Byron York‘s latest contribution to the Washington Examiner points to President Obama’s decision to side with a foreign leader and against one of the United States:
When President Obama discussed the new Arizona immigration law with Mexican President Felipe Calderon at the White House Wednesday, he was doing something he has never done with the governor of Arizona. Although Obama has repeatedly criticized the law, he has not once talked about it with Gov. Jan Brewer, nor is any such discussion in the works.
If they did talk, Brewer might ask Obama why he took a foreign leader’s side against a U.S. state on the issue of illegal immigration. In a Rose Garden appearance, Calderon called the Arizona law “discriminatory” and said it will lead to immigrants being “treated as criminals.” Obama echoed Calderon’s remarks, saying the Arizona law “has the potential of being applied in a discriminatory fashion” and creates the “possibility” that immigrants will be “harassed or arrested.”

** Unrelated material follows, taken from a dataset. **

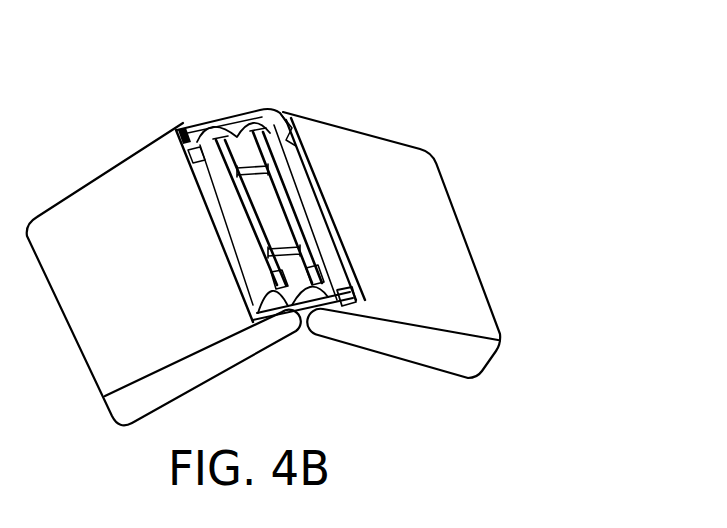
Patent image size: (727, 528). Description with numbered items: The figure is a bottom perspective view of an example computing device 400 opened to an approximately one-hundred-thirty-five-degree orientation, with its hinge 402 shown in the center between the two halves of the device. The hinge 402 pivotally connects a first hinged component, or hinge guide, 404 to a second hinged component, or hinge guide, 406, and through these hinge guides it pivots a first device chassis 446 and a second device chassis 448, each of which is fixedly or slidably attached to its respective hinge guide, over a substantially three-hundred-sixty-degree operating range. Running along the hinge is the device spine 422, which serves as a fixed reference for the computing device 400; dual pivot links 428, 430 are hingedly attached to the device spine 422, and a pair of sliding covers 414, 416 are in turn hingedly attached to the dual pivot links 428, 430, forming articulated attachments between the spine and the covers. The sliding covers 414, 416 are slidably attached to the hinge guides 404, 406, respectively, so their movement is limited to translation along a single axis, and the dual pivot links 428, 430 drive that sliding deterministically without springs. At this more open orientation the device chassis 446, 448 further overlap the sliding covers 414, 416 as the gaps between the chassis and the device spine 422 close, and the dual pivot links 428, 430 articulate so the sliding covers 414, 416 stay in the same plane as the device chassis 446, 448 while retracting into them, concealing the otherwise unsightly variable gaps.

The scene left some in Arizona, and all around the country, slack-jawed. “It is unfortunate and disappointing,” says Arizona Republican Sen. John McCain, “that the president of Mexico chose to criticize the state of Arizona by weighing in on a U.S. domestic policy issue during a trip that was meant to reaffirm the unique relationship between our two countries.” Far more distressing to some was the fact that Obama took Calderon’s side.